Nominations close April 29 and Oxford graduates will vote for their choice on May 16 for the post is described as the most high-profile position in British poetry behind the laureateship. Nobel laureate Walcott has nominations from 121 graduates and Padel has 96 backers.


Mehrotra, a poet and literary critic who is professor of English at the University of Allahabad, is supported by writers including Tariq Ali, Amit Chaudhuri and Toby Litt.


One of his nominators, Oxford English lecturer Peter D. McDonald described him as "one of the finest poets working in any language", and "a poet-critic of an exceptionally high order".

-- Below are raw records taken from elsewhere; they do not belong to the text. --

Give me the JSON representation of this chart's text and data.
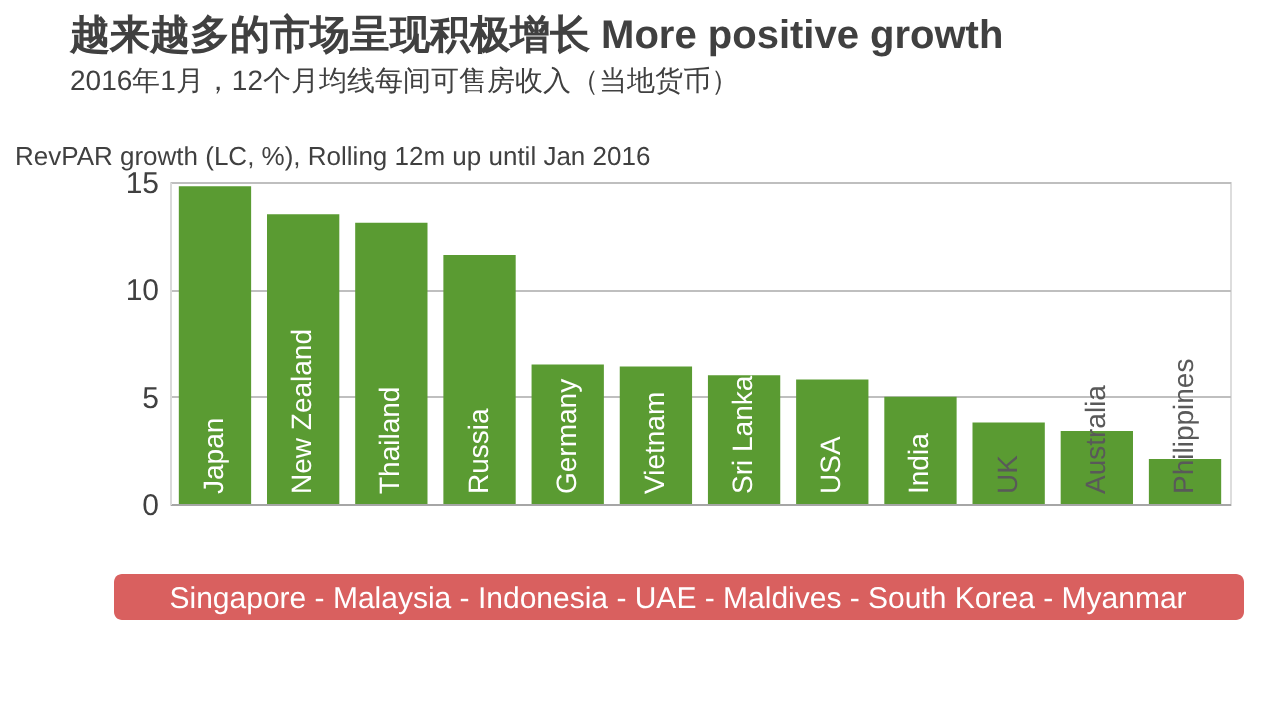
{
  "chart_data": {
    "type": "bar",
    "title": "越来越多的市场呈现积极增长 More positive growth",
    "subtitle": "2016年1月，12个月均线每间可售房收入（当地货币）",
    "ylabel": "RevPAR growth (LC, %), Rolling 12m up until Jan 2016",
    "categories": [
      "Japan",
      "New Zealand",
      "Thailand",
      "Russia",
      "Germany",
      "Vietnam",
      "Sri Lanka",
      "USA",
      "India",
      "UK",
      "Australia",
      "Philippines"
    ],
    "values": [
      14.8,
      13.5,
      13.1,
      11.6,
      6.5,
      6.4,
      6.0,
      5.8,
      5.0,
      3.8,
      3.4,
      2.1
    ],
    "color": "#5a9b32",
    "ylim": [
      0,
      15
    ],
    "yticks": [
      0,
      5,
      10,
      15
    ],
    "grid": "y",
    "tick_labels": "y",
    "annotations": [
      "Singapore - Malaysia - Indonesia - UAE - Maldives - South Korea - Myanmar"
    ]
  }
}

"Mehrotra has much to say of value - of urgency - on the matter of multilingualism, creative practice, and translation (in both its literal and figurative sense), issues that are pressingly important in today’s world," McDonald was quoted as saying.


"He is not an easy ‘post-colonial’ choice, for he emerges from a rich and occasionally fraught world history of cosmopolitanism; but he is proof - as critic and artist - that cosmopolitanism is not only about European eclecticism, but about a wider, more complex network of languages and histories. For these reasons he would make an excellent, and timely, professor of poetry at Oxford."


The incumbent of the post, currently held by literary critic Christopher Ricks, delivers three lectures on poetry a year.